Nvidia développe un nouveau système pour l'informatique "d'inférence", une forme de traitement qui permet aux modèles d'IA de répondre aux requêtes, selon le rapport.
La nouvelle plateforme devrait être dévoilée lors de la conférence des développeurs GTC de Nvidia à San Jose le mois prochain et intégrera une puce conçue par la startup Groq, a ajouté le rapport citant des personnes familières avec le sujet.
Reuters n'a pas pu vérifier immédiatement ce rapport.
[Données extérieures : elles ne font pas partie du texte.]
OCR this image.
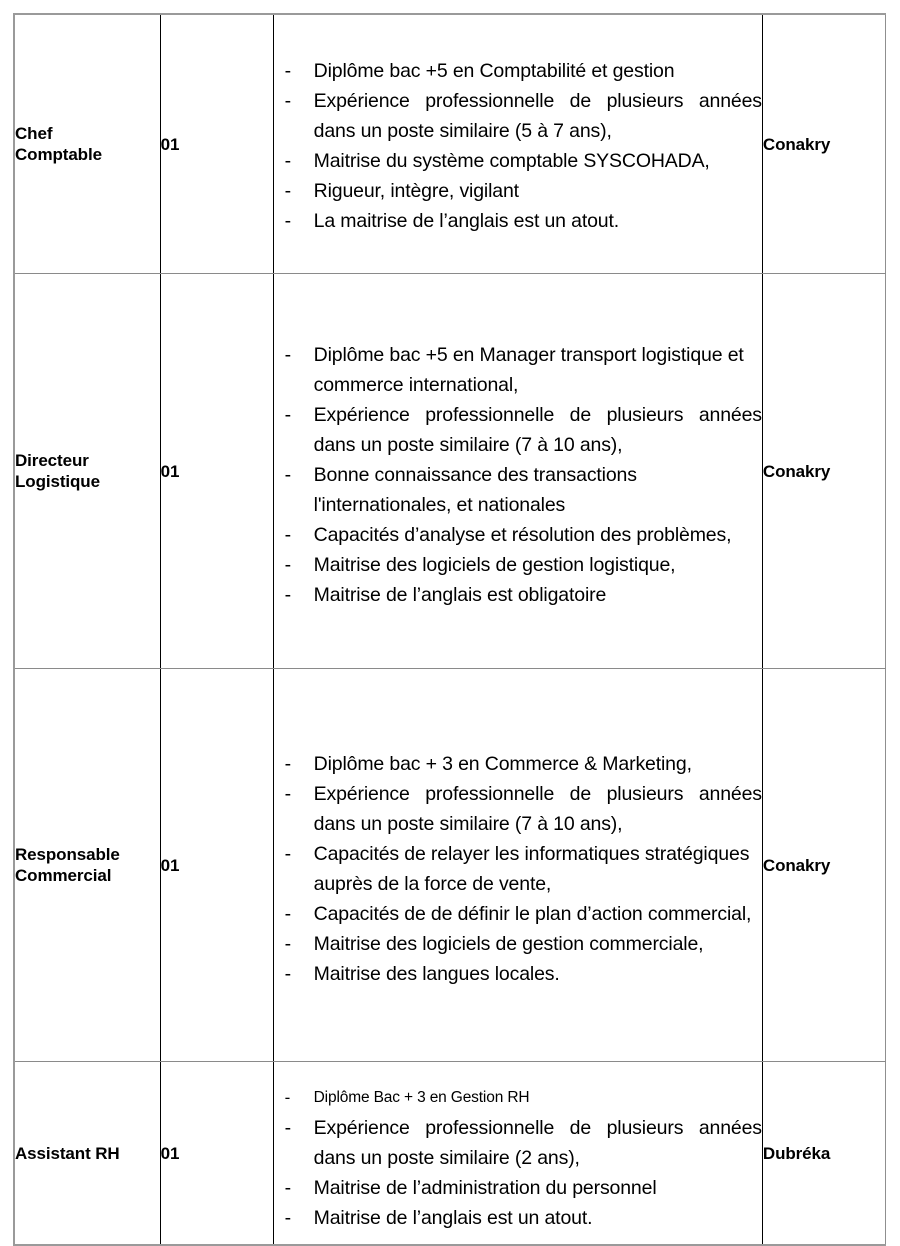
Chef
Comptable
	01	
- Diplôme bac +5 en Comptabilité et gestion
- Expérience professionnelle de plusieurs années dans un poste similaire (5 à 7 ans),
- Maitrise du système comptable SYSCOHADA,
- Rigueur, intègre, vigilant
- La maitrise de l’anglais est un atout.
	Conakry

Directeur
Logistique
	01	
- Diplôme bac +5 en Manager transport logistique et commerce international,
- Expérience professionnelle de plusieurs années dans un poste similaire (7 à 10 ans),
- Bonne connaissance des transactions l'internationales, et nationales
- Capacités d’analyse et résolution des problèmes,
- Maitrise des logiciels de gestion logistique,
- Maitrise de l’anglais est obligatoire
	Conakry

Responsable
Commercial
	01	
- Diplôme bac + 3 en Commerce & Marketing,
- Expérience professionnelle de plusieurs années dans un poste similaire (7 à 10 ans),
- Capacités de relayer les informatiques stratégiques auprès de la force de vente,
- Capacités de de définir le plan d’action commercial,
- Maitrise des logiciels de gestion commerciale,
- Maitrise des langues locales.
	Conakry

Assistant RH	01	
- Diplôme Bac + 3 en Gestion RH
- Expérience professionnelle de plusieurs années dans un poste similaire (2 ans),
- Maitrise de l’administration du personnel
- Maitrise de l’anglais est un atout.
	Dubréka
Nvidia et OpenAI n'ont pas répondu immédiatement aux demandes de commentaires de Reuters.
Reuters a rapporté au début du mois qu'OpenAI n'était pas satisfaite de la vitesse à laquelle le matériel de Nvidia peut fournir des réponses aux utilisateurs de ChatGPT pour des types de problèmes spécifiques tels que le développement de logiciels et la communication de l'IA avec d'autres logiciels.
Elle a besoin d'un nouveau matériel qui pourrait éventuellement fournir environ 10 % des besoins d'OpenAI en matière de calcul d'inférence à l'avenir, a déclaré l'une des sources à Reuters.
Le fabricant du ChatGPT a discuté avec des startups telles que Cerebras et Groq pour fournir des puces permettant une inférence plus rapide, ont déclaré deux sources. Mais Nvidia a conclu un accord de licence de 20 milliards de dollars avec Groq, ce qui a mis fin aux discussions d'OpenAI, a déclaré l'une des sources à Reuters.
En septembre, Nvidia a déclaré qu'il avait l'intention de verser jusqu'à 100 milliards de dollars à OpenAI dans le cadre d'un accord qui donnait au fabricant de puces une participation dans la startup et à OpenAI les liquidités dont elle avait besoin pour acheter les puces avancées.